Brighenti Elisa, Treré Davide, Derenzini Massimo
Department of Experimental, Diagnostic and Specialty Medicine, Bologna University, Bologna, Italy.
Oncotarget. 2015 Nov 17;6(36):38617-27. doi: 10.18632/oncotarget.5775.
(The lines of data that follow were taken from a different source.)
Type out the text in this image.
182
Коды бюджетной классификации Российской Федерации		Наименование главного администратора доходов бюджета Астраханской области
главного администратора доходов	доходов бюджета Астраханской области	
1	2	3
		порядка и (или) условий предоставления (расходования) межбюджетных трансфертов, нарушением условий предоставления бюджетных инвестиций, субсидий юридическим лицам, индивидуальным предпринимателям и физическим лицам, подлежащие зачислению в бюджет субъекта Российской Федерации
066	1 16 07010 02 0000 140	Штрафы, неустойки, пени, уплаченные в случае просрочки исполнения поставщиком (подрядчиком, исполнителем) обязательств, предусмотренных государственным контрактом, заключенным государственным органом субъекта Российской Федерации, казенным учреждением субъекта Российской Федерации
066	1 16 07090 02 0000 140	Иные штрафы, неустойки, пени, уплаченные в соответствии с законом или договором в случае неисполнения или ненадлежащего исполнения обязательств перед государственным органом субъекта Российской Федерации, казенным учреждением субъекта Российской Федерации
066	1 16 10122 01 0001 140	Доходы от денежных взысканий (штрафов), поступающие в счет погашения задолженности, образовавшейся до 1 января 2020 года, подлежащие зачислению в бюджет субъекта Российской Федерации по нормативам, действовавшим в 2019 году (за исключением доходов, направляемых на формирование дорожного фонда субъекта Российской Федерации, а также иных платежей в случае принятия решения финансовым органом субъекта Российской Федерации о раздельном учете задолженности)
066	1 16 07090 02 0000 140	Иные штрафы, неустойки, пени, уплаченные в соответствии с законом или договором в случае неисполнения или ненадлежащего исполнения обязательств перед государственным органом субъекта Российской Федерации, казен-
The effects of many chemotherapeutic drugs on ribosome biogenesis have been underestimated for a long time. Indeed, many drugs currently used for cancer treatment--and which are known to either damage DNA or hinder DNA synthesis--have been shown to exert their toxic action mainly by inhibiting rRNA synthesis or maturation. Moreover, there are new drugs that have been proposed recently for cancer chemotherapy, which only hinder ribosome biogenesis without any genotoxic activity. Even though ribosome biogenesis occurs in both normal and cancer cells, whether resting or proliferating, there is evidence that the selective inhibition of ribosome biogenesis may, in some instances, result in a selective damage to neoplastic cells. The higher sensitivity of cancer cells to inhibitors of rRNA synthesis appears to be the consequence of either the loss of the mechanisms controlling the cell cycle progression or the acquisition of activating oncogene and inactivating tumor suppressor gene mutations that up-regulate the ribosome biogenesis rate. This article reviews those cancer cell characteristics on which the selective cancer cell cytotoxicity induced by the inhibitors of ribosome biogenesis is based.
长期以来,许多化疗药物对核糖体生物合成的影响一直被低估。事实上,目前许多用于癌症治疗的药物——已知它们要么损伤DNA,要么阻碍DNA合成——已被证明主要通过抑制rRNA合成或成熟来发挥其毒性作用。此外,最近有一些新药被提议用于癌症化疗,它们仅阻碍核糖体生物合成,而没有任何基因毒性活性。尽管核糖体生物合成在正常细胞和癌细胞中都会发生,无论细胞处于静止还是增殖状态,但有证据表明,在某些情况下,对核糖体生物合成的选择性抑制可能会导致对肿瘤细胞的选择性损伤。癌细胞对rRNA合成抑制剂的更高敏感性似乎是由于控制细胞周期进程的机制丧失,或者是由于获得了激活癌基因和失活肿瘤抑制基因突变,从而上调了核糖体生物合成速率。本文综述了核糖体生物合成抑制剂诱导的选择性癌细胞细胞毒性所基于的那些癌细胞特征。